Dopo l’abbandono e dopo il “sovraccarico cognitivo”, l’altro fenomeno nuovo e inquietante è rappresentato da quelli che “sono presenti in classe ma è come se non ci fossero”. È impressionante, ha detto uno degli insegnanti, vederli durante la ricreazione: «spalle appoggiate al muro nel cortile, tutti con gli occhi fissi al cellulare».

Si può essere d’accordo con il ministro Valditara quando annuncia di voler bandire i telefoni cellulari in classe durante le lezioni. È così ovvio che il telefono e la lezione sono incompatibili che non ci dovrebbe essere nemmeno bisogno di dirlo. La dittatura del telefonino però resta, il suo richiamo è molto più forte di quello delle sirene che in epoche remote irretivano i marinai. La duttilità dello strumento è tale da renderlo uno strumento espressivo e di comunicazione praticamente irresistibile. Il telefonino intelligente è parte importante della rivoluzione in atto che segna il passaggio dalla cultura della carta a quella della Rete — né c’è modo di tornare indietro. Nella traversata si salveranno quelli che per ragioni di famiglia, di censo o perché dotati di particolare intelligenza riusciranno a non essere sommersi dalla novità.

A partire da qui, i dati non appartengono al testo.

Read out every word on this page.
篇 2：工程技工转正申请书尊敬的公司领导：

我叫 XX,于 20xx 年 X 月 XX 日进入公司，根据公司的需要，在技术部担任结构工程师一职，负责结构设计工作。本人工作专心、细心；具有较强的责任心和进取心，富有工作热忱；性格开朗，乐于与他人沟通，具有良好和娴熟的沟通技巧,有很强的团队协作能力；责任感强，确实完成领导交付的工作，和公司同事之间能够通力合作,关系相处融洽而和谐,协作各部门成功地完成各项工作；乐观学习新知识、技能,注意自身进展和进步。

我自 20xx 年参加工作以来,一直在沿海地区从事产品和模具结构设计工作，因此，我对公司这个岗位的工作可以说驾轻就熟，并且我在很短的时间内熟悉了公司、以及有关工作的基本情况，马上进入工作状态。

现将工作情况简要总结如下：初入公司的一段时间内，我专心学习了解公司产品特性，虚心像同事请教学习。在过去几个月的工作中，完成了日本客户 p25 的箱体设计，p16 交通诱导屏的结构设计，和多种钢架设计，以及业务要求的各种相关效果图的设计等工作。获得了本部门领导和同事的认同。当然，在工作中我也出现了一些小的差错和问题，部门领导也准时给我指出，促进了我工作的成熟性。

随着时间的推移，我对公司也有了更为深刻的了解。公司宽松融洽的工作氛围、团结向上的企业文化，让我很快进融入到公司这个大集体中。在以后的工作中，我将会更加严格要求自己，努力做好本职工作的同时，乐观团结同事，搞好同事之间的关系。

Ma è degli altri che dovremmo preoccuparci, dei più deboli, dei meno fortunati. Un problema che investe migliaia di giovani, il loro futuro, il ruolo che potranno avere da adulti. Ma investe, a parte gli individui, anche la società italiana nel suo insieme perché dispersione scolastica vuol dire anche perdita di quei talenti di cui avremo sempre più bisogno.